In [10]:
import pandas as pd
import glob
import os
import matplotlib.pyplot as plt

In [11]:
folder_path = "../data/"

file_paths = sorted(glob.glob(os.path.join(folder_path, "result*.txt")))

all_data = []

for file_path in file_paths:
    df = pd.read_csv(
        file_path,
        comment="#",
        header=None,
        names=["station", "date", "temperature"],
        na_values=[" ", "", "NaN"]
    )
    #Convert to numeric
    df["temperature"] = pd.to_numeric(df["temperature"], errors="coerce")
    # Only keep valid rows
    df = df.dropna(subset=["temperature"])
    #Convert to degrees Celsius
    df["temperature"] = df["temperature"] / 10.0
    # Convert date to string and extract YYYYMM
    df["date"] = df["date"].astype(str)
    df["year_month"] = df["date"].str[:4] + "-" + df["date"].str[4:6]
    df["day"] = df["date"].str[:8]

    all_data.append(df)

# Combine all data
combined = pd.concat(all_data)

#Average over all stations
daily_avg = combined.groupby("day")["temperature"].mean().reset_index()

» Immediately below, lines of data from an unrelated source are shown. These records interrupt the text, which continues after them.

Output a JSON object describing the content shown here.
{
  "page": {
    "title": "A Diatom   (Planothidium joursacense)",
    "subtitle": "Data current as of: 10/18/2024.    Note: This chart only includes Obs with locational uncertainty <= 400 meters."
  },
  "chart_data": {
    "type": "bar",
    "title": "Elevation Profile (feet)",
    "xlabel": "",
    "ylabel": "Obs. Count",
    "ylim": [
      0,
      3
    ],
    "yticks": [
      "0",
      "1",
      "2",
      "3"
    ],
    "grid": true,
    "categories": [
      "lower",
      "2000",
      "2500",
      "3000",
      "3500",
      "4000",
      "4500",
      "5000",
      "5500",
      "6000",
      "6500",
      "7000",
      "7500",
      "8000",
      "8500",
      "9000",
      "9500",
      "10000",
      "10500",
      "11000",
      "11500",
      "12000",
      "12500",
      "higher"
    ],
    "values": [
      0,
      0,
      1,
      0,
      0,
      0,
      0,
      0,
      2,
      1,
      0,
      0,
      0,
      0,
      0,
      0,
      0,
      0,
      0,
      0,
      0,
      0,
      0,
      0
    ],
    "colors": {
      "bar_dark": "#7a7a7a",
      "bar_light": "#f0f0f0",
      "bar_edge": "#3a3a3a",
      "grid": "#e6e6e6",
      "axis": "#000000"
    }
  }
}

daily_avg["year_month"] = daily_avg["day"].str[:4] + "-" + df["date"].str[4:6]

#Average over all days
monthly_avg = daily_avg.groupby("year_month")["temperature"].mean().reset_index()

#Save
output_path = os.path.join(folder_path, "monthly_national_avg_wind_speed.csv")
monthly_avg.to_csv(output_path, index=False)

print(f"Saved monthly averages to: {output_path}")

Saved monthly averages to: ../data/monthly_national_avg_wind_speed.csv


In [15]:
folder_path = ""
output_path = os.path.join(folder_path, "monthly_national_avg_wind_speed.csv")
monthly_avg.to_csv(output_path, index=False)


In [12]:
%matplotlib inline

In [13]:
df = pd.read_csv("../data/monthly_national_avg_wind_speed.csv")


df["year_month"] = pd.to_datetime(df["year_month"], format="%Y%m")


plt.figure(figsize=(12, 6))
plt.plot(df["year_month"], df["temperature"], marker='o', linestyle='-')


plt.title("Monthly Average Wind Speed in the Netherlands (2014–2025)", fontsize=14)
plt.xlabel("Month", fontsize=12)
plt.ylabel("Temperature (°C)", fontsize=12)
plt.grid(True)
plt.tight_layout()

plt.show()

ValueError: time data "2014-01" doesn't match format "%Y%m", at position 0. You might want to try:
    - passing `format` if your strings have a consistent format;
    - passing `format='ISO8601'` if your strings are all ISO8601 but not necessarily in exactly the same format;
    - passing `format='mixed'`, and the format will be inferred for each element individually. You might want to use `dayfirst` alongside this.